A worrying number of Australian women are heading to Iraq and Syria to become so-called Islamic State group "jihadi brides," Australian Foreign Minister Julie Bishop said February 26, warning against notions of a "romantic adventure."
At least 110 Australians have left to fight alongside militants in the Middle East and security officials said between 30 and 40 women were among them or were actively supporting the group in Australia.
"Sadly we are seeing a younger cohort seeking to join the conflict in Syria and Iraq and an increasing number of young females," Ms Bishop said, responding to the high-profile case this week of three British teenage girls heading to Syria.
"This defies logic. Family and friends need to reach out to young people at risk before it's too late."
She cited the case of 22-year-old Ms Amira Karroum who left her Sydney home just before Christmas and died in fighting in Syria.
"Her death was not martyrdom, it was a tragic senseless loss," said Ms Bishop.

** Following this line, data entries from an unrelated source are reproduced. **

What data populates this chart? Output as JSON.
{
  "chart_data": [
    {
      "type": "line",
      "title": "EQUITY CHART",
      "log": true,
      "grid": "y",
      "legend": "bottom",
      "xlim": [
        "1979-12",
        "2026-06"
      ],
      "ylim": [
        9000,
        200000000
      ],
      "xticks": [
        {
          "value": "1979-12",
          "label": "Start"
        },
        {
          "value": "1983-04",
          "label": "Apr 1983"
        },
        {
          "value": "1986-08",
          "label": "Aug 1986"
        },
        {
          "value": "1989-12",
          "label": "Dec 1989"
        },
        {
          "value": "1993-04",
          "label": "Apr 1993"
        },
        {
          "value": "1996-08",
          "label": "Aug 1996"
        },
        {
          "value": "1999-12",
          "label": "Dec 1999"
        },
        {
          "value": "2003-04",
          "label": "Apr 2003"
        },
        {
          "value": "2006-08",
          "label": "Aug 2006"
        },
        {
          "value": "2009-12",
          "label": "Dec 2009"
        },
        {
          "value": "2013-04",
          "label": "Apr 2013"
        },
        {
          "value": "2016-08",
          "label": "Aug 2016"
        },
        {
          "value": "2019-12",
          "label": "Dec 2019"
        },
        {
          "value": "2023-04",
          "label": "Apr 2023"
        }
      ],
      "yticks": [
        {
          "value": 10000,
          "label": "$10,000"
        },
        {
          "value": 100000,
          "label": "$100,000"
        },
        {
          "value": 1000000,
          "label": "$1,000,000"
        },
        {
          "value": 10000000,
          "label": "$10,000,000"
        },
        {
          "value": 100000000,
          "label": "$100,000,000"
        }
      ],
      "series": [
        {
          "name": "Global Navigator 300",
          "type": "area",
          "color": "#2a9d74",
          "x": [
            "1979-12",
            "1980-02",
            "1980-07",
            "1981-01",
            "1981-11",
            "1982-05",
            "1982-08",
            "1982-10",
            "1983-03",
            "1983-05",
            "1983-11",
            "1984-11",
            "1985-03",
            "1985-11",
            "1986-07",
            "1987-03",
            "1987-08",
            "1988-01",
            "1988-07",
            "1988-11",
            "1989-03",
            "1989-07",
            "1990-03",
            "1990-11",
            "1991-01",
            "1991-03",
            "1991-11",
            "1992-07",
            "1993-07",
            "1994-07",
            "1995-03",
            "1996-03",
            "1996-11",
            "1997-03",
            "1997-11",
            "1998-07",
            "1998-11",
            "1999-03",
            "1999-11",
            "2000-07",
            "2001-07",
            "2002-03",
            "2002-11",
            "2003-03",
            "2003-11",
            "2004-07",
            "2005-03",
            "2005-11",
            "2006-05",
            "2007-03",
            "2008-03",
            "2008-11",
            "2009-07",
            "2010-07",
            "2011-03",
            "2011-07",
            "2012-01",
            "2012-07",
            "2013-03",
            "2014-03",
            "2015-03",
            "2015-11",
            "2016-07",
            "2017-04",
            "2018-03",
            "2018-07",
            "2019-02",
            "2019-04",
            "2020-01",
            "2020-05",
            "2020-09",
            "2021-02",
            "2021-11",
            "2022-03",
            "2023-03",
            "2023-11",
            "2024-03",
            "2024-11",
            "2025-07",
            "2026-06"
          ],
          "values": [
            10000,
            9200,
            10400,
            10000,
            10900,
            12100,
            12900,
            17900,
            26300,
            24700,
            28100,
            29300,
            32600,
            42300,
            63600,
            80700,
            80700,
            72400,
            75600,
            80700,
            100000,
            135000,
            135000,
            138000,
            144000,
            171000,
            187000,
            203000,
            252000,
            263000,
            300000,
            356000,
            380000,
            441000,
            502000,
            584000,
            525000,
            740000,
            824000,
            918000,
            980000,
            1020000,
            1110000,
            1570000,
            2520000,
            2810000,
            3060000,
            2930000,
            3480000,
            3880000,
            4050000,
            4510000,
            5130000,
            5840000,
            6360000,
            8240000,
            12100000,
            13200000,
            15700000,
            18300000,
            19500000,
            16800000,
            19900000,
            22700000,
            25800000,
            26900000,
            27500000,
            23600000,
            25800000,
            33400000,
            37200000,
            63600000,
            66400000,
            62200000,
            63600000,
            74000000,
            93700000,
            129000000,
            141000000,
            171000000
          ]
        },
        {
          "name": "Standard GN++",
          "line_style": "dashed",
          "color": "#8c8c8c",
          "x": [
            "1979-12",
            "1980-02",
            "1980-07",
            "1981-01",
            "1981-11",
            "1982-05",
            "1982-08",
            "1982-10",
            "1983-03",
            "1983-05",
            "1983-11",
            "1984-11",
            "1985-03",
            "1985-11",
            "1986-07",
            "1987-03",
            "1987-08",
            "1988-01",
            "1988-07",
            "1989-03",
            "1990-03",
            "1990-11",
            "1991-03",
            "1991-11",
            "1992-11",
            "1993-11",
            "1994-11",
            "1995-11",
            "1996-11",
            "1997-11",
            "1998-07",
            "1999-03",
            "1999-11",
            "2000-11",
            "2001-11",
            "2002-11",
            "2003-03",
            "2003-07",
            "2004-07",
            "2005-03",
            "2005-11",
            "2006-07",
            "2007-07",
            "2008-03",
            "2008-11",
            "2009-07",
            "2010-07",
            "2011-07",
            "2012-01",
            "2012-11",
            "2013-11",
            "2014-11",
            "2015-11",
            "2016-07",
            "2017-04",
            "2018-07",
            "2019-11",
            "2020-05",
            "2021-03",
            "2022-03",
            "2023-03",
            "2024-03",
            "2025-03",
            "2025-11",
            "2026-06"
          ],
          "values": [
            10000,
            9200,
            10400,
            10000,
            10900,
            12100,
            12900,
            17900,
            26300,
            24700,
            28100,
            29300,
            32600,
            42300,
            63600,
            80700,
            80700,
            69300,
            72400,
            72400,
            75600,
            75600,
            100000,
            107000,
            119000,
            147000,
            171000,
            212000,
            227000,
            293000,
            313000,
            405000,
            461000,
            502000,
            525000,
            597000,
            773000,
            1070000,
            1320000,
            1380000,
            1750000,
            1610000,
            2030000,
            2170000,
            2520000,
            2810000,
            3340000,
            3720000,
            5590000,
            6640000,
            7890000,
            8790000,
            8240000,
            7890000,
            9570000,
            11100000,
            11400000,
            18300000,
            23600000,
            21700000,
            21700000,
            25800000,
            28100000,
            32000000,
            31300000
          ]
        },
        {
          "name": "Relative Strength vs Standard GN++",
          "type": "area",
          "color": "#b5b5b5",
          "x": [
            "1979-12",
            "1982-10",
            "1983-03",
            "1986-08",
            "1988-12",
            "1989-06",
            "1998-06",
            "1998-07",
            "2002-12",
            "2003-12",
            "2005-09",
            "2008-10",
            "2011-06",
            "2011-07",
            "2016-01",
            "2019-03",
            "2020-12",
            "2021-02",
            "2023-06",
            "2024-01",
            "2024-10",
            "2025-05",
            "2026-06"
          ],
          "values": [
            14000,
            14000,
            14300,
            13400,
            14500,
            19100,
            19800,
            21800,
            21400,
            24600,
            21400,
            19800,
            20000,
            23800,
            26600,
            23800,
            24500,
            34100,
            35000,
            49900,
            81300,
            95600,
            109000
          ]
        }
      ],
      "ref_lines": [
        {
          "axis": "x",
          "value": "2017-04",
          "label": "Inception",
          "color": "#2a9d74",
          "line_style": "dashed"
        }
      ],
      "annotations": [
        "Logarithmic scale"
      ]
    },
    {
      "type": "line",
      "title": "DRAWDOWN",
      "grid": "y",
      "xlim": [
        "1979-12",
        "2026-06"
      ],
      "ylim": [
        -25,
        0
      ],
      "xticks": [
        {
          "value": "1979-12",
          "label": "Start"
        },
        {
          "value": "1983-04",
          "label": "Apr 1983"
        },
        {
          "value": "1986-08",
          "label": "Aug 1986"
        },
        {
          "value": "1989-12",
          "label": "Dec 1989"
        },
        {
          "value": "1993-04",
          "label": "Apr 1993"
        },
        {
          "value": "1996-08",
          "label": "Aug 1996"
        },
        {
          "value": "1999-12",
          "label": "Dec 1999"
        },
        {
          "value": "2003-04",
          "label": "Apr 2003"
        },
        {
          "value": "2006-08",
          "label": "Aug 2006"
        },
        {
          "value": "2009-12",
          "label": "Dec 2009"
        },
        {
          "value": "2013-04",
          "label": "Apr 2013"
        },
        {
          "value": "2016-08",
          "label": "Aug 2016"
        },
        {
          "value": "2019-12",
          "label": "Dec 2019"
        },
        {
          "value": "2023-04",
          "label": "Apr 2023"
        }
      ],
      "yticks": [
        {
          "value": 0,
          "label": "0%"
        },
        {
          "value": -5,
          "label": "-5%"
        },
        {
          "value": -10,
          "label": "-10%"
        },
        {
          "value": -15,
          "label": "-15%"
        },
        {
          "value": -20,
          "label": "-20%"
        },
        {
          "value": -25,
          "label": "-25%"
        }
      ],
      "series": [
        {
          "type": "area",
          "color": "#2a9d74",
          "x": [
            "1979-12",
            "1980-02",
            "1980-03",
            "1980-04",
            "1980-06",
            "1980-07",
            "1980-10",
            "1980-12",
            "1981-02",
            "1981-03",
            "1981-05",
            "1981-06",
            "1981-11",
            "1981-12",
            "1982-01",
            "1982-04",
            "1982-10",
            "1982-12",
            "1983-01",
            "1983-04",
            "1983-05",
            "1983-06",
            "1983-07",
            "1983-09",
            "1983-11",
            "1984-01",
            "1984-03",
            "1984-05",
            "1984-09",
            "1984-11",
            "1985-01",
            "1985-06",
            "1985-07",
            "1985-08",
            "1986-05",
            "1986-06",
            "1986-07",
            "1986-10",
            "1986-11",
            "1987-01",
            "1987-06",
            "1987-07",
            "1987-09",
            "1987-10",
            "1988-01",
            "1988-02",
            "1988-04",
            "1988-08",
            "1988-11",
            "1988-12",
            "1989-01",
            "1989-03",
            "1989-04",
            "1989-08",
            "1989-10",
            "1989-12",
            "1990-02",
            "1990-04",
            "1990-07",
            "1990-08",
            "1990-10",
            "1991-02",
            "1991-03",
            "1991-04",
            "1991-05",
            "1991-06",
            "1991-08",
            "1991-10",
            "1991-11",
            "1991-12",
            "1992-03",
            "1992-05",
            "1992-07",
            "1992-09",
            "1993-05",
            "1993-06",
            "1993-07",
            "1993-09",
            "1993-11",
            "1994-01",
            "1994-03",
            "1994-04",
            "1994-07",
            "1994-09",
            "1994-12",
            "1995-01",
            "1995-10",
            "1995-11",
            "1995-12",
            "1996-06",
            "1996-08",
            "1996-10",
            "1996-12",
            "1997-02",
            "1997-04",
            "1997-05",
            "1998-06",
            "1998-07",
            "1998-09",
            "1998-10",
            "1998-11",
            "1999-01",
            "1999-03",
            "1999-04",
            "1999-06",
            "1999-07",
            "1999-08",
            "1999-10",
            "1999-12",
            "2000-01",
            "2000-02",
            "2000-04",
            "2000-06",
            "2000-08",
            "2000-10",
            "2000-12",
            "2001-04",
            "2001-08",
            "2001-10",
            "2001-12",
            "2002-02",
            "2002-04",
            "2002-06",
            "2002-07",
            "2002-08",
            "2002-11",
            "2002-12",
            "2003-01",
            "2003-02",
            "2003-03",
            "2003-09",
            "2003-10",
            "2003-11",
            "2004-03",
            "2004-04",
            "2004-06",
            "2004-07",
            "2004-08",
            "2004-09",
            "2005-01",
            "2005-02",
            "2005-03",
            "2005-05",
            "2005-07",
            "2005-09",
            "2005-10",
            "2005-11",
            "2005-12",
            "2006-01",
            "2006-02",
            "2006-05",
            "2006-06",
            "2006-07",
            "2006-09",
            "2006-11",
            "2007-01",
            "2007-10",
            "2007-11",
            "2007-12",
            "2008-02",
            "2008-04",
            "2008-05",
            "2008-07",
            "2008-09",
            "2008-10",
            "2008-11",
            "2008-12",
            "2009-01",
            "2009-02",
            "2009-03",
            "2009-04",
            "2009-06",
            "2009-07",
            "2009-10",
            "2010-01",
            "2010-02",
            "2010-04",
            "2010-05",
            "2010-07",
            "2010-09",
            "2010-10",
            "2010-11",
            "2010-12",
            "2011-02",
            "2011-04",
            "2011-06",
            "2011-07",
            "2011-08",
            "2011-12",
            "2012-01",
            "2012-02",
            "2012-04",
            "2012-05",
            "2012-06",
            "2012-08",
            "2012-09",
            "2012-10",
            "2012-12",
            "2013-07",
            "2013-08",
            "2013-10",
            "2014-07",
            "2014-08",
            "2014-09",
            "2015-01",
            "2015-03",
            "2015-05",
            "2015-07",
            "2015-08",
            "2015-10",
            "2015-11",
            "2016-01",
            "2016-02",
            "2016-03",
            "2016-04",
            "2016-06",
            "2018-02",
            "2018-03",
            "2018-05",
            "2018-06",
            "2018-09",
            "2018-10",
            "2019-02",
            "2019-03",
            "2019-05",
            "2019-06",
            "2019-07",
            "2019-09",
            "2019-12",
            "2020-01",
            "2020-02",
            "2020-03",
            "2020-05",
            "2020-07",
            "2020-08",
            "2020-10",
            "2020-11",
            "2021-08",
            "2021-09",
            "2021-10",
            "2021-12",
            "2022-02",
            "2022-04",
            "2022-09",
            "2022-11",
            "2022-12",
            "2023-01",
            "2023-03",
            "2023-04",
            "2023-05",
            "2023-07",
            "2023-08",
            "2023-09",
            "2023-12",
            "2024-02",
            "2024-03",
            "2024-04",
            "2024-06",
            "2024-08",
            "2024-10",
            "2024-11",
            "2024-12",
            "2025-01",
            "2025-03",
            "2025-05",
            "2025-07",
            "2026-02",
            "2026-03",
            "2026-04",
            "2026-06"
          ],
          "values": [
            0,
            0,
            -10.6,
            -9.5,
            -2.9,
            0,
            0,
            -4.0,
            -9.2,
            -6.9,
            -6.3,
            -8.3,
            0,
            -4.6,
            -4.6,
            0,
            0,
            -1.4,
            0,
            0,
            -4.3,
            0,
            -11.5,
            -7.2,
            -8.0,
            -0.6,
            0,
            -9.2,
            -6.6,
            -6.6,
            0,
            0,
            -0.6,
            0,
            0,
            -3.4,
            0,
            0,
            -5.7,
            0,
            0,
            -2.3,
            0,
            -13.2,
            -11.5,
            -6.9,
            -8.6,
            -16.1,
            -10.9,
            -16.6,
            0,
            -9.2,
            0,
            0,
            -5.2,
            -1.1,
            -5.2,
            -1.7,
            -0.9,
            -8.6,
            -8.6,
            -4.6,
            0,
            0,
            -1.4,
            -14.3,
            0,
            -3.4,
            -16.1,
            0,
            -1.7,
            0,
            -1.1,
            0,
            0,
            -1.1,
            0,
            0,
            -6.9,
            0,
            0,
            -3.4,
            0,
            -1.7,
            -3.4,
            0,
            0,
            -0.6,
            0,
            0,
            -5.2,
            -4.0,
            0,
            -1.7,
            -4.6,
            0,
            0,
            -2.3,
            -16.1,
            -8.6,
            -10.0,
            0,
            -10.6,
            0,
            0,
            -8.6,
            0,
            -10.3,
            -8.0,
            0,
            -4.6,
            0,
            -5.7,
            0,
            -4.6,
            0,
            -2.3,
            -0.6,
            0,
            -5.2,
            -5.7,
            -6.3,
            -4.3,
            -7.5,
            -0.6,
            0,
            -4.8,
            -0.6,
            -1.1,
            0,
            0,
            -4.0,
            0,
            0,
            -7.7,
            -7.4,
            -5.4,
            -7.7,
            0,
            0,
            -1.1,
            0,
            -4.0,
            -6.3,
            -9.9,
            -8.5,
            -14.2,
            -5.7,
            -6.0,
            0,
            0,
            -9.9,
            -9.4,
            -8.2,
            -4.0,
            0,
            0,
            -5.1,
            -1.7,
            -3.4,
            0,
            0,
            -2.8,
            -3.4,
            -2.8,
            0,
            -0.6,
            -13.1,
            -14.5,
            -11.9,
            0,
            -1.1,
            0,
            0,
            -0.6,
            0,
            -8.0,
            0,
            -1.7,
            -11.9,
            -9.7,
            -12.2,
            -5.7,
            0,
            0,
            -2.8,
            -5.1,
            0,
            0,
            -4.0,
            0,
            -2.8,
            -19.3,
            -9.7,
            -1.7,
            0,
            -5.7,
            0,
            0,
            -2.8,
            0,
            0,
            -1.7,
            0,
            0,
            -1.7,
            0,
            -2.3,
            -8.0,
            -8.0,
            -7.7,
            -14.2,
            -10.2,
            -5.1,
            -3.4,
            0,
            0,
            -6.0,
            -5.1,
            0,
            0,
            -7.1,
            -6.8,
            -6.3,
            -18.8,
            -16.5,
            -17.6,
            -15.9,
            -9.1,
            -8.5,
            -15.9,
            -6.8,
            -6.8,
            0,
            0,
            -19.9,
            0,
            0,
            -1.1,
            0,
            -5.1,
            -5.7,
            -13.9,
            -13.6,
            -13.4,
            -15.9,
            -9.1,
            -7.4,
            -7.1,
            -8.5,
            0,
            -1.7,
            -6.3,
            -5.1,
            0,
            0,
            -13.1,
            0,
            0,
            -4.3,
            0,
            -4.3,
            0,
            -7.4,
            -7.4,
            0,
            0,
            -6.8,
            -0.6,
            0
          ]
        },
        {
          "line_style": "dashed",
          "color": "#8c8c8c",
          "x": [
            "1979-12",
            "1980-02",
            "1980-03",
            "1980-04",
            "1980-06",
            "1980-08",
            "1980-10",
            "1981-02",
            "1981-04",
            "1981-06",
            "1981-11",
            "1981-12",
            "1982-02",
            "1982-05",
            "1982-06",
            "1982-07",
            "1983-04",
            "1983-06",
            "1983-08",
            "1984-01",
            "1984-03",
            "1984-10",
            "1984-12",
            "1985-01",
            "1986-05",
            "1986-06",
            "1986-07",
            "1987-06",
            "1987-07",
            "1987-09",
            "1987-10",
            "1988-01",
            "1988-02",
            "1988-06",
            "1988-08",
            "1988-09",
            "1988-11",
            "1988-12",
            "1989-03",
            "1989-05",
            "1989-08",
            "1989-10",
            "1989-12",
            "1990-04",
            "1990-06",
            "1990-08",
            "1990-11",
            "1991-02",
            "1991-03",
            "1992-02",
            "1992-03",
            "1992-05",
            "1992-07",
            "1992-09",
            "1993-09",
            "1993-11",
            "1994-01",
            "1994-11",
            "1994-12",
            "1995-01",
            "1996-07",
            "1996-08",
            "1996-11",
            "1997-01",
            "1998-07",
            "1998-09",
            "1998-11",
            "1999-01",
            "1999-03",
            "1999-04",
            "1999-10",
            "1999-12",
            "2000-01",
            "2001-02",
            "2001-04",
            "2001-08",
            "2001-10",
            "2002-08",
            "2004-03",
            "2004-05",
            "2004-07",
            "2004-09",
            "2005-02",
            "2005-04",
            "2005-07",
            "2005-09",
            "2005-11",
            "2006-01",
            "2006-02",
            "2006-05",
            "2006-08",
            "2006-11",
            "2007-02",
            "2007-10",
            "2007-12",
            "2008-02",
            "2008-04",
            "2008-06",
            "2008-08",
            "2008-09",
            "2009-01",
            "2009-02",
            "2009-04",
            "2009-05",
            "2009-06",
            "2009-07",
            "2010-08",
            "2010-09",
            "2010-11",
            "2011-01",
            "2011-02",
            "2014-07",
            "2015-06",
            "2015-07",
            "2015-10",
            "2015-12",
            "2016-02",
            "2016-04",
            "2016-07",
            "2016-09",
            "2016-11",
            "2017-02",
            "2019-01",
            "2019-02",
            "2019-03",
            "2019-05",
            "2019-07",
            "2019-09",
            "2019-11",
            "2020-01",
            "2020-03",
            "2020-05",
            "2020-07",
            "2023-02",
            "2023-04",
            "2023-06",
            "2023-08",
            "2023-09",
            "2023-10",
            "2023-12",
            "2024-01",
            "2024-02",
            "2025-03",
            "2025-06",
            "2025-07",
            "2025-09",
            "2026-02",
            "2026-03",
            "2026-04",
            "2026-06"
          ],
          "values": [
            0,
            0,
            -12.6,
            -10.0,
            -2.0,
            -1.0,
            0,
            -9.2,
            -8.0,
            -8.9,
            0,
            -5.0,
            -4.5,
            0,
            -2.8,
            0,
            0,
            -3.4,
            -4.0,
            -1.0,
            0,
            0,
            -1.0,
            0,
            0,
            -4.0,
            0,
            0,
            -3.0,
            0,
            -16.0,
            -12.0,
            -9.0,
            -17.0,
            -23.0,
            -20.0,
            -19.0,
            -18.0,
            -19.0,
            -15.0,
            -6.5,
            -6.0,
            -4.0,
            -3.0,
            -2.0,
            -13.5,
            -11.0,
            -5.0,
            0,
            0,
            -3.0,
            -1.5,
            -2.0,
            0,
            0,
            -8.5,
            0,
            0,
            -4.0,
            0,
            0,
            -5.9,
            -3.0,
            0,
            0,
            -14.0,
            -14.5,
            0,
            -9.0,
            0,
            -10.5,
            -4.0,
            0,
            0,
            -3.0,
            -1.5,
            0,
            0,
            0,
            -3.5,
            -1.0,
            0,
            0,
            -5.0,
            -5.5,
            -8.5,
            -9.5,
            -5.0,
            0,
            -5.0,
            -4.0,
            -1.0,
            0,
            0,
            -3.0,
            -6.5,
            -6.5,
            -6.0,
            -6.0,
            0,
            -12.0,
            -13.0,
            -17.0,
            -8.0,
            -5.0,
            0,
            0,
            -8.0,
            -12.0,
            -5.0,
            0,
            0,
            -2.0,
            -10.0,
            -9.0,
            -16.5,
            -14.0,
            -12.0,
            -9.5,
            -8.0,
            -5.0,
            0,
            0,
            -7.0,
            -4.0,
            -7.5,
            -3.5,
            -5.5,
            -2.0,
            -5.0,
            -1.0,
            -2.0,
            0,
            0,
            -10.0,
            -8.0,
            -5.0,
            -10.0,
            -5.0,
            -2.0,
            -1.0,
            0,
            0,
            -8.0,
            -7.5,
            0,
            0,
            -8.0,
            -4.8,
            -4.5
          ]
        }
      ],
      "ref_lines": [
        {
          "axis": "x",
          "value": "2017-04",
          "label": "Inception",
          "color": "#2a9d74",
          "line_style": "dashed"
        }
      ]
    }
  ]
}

She added that many women heading to conflict zones were either attracted to male foreign terrorist fighters, were accompanying their partner, or actually looking for a husband and being told online they could find one in Syria and Iraq.
Ms Bishop warned they faced a brutal regime that treated women appallingly.
"This is a terrorist organisation that has an appalling track record when it comes to women," she told ABC radio.
"They actually have online instructions on how to treat a sex slave. They encourage sexual assault on children who haven't even reached puberty.
"So their attitude towards women is utterly appalling and so young women shouldn't be led to believe that there's some romantic adventure attached to supporting Daesh [Islamic State] and similar terrorist organisations."
An estimated 550 women from across Europe have also travelled to join the jihadists and Ms Bishop said Australia was working with Muslim communities to highlight the risks.
"We have a number of community initiatives and programmes, working with local communities, working with schools, working with families," she said.
"Our initiative in tackling the spread of online extremist content on websites is also part of that, working with local mosques, working with community groups."
Her comments came as an Australian man who travelled to Syria to battle militants was reportedly killed - the first Westerner known to die fighting alongside the Kurds.
"An Australian man was killed in an assault on Tuesday by the Islamic State against a position of the Kurdish People's Protection Units near Tal Hamis in Hasakeh province," said Syrian Observatory for Human Rights director Rami Abdel Rahman.
Australia's foreign affairs department said it was aware of the reports but its "capacity to confirm reports of deaths in either Syria or Iraq is extremely limited."
"Australians who become involved in overseas conflicts are putting their own lives in mortal danger," it added.